South Carolina neither makes nor allows big plays. The Gamecocks are riding a freshman quarterback and freshman running back and are dealing with all of the consistency issues that come with that. Meanwhile, Mizzou is still reliant on a sophomore quarterback, a freshman running back, a mostly young receiving corps, and an offensive line that hasn't yet generated consistency in run blocking.
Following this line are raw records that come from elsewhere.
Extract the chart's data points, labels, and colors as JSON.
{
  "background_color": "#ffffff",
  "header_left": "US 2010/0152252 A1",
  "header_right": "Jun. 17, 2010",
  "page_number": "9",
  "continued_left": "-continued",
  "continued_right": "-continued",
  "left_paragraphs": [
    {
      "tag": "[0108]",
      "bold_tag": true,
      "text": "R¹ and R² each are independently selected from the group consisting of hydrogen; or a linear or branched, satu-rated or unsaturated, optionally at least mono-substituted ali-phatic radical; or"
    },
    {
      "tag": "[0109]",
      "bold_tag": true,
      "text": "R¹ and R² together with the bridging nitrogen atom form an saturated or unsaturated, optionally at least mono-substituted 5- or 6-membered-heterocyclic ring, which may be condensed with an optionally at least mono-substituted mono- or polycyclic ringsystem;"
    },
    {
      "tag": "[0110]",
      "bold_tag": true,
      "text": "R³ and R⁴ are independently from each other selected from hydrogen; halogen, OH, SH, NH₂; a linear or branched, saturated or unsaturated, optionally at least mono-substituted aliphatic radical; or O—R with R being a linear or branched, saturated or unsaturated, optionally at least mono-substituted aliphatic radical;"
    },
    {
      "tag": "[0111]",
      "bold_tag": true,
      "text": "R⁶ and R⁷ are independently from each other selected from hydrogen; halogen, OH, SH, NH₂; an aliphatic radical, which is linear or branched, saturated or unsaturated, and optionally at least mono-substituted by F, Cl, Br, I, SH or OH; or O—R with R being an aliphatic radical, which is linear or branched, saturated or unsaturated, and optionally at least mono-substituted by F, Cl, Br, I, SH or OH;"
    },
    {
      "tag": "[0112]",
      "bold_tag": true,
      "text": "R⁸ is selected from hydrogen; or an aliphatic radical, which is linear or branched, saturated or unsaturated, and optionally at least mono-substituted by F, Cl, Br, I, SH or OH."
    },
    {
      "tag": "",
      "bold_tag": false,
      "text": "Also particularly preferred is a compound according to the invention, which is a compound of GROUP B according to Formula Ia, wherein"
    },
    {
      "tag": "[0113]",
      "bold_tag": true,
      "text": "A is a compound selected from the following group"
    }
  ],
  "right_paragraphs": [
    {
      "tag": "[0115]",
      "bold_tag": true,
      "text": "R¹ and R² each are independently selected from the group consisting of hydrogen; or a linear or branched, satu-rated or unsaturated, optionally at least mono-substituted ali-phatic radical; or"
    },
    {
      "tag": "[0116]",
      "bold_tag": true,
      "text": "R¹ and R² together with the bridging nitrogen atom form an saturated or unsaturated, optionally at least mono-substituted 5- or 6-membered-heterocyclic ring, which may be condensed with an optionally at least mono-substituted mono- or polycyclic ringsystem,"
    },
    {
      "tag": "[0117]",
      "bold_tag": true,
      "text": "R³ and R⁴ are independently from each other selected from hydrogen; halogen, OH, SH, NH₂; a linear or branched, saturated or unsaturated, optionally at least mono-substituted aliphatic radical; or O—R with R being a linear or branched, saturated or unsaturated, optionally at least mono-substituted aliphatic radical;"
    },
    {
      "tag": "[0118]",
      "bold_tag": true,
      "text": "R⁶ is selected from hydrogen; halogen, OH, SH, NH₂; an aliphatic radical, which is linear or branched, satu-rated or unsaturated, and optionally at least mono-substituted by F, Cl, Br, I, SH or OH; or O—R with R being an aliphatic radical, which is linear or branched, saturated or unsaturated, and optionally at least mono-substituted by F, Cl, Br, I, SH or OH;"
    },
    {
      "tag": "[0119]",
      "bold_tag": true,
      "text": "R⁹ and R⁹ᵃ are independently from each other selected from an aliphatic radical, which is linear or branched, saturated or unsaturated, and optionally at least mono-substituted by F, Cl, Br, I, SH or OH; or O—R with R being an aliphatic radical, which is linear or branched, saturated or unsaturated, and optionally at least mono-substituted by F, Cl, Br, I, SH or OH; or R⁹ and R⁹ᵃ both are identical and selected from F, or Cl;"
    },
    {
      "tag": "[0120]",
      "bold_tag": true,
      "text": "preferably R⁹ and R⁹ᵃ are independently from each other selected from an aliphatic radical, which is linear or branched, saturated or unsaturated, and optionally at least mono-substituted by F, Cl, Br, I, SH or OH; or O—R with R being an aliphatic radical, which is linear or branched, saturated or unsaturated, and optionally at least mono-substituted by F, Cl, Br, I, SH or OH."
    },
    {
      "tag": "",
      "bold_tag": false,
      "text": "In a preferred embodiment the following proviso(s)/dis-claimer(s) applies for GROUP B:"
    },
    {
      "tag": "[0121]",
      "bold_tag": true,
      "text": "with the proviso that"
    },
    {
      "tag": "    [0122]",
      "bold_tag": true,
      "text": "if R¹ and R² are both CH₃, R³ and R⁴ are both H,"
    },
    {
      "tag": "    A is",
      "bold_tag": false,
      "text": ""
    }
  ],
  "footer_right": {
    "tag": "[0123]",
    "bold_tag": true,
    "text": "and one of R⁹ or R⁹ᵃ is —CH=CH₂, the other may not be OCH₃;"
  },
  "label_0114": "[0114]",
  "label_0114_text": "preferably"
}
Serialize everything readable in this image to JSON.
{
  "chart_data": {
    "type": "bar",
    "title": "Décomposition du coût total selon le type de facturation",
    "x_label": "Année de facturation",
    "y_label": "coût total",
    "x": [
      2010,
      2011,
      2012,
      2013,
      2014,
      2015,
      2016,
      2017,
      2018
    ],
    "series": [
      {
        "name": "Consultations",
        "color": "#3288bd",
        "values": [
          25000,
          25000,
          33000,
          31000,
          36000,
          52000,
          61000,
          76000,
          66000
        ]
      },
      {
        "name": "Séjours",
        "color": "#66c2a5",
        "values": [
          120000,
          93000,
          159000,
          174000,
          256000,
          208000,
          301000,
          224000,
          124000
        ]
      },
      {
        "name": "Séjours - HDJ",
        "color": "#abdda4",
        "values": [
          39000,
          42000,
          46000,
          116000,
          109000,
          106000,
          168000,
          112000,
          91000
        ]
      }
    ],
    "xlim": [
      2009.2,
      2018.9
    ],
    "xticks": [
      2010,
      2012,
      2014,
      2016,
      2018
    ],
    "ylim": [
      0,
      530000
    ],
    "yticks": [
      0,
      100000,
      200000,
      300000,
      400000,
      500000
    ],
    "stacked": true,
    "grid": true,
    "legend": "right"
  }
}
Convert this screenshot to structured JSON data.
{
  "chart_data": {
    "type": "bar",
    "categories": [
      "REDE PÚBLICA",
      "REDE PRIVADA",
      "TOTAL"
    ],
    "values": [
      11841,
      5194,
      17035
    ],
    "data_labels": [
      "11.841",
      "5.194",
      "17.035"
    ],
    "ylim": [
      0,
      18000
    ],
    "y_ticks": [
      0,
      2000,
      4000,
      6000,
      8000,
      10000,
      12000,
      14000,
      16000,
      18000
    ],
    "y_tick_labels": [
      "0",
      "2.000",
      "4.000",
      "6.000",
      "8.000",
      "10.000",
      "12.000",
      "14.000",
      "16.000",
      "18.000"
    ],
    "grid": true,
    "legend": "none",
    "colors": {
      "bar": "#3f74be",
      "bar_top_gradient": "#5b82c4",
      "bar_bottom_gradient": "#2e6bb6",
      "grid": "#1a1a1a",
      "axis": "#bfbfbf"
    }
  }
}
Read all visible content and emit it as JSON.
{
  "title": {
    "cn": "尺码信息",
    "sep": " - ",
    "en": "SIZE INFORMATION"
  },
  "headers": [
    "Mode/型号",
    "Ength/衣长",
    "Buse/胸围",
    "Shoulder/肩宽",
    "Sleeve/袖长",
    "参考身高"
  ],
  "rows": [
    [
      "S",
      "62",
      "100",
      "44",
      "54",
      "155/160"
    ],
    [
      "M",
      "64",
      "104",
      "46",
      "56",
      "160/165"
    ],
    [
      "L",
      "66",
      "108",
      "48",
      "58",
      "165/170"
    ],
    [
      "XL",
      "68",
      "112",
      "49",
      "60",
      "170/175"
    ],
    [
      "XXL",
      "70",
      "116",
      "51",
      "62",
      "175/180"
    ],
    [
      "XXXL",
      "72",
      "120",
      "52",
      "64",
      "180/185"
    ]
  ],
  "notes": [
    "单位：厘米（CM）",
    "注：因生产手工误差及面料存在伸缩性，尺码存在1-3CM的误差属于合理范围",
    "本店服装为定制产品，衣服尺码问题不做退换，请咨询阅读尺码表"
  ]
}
The team that can work most frequently glitch-free will probably win.

Turnovers: Mizzou 3, South Carolina 0

Yep.

4. Styles make fights

Granted, the level of firepower isn't the same, but this matchup (and the one coming next week against Vanderbilt) reminds me of those old battles between Mike Anderson's Missouri basketball team and Frank Martin's Kansas State. One team wants to aim for tempo and big plays, and the other wants to slow the game down and push you over.

This is a game in which simply looking at the total number of snaps (and time of possession) will tell you a lot of what you need to know. Missouri games have averaged 160 plays so far, while South Carolina's have averaged about 139. South Carolina's average time of possession is about 28:48, and the Gamecocks want it to be a lot higher; Missouri's is about 24:11, worst in the country, and even if the Tigers are doing well, it probably won't be much higher than that.

So how many plays were there? How much TOP did South Carolina rack up? That will tell us a ton.

Plays: South Carolina 77, Missouri 76
Seconds per play: Mizzou 18.8, South Carolina 28.2
Time of possession: South Carolina 36:10, Missouri 23:50

Both teams played to character, but the turnovers ... oh, the turnovers. A fumble handed South Carolina 7 points, and two red zone interceptions took 7-14 off of the board for Missouri.

5. Charles Harris

It's been a while, Chuck, and your head coach just changed back to the defense in which you thrived last year. Please reward him for that.

Charles Harris: 4 solo tackles, 4 assists, 2 sacks.

That’ll do. He just needed a little bit more help.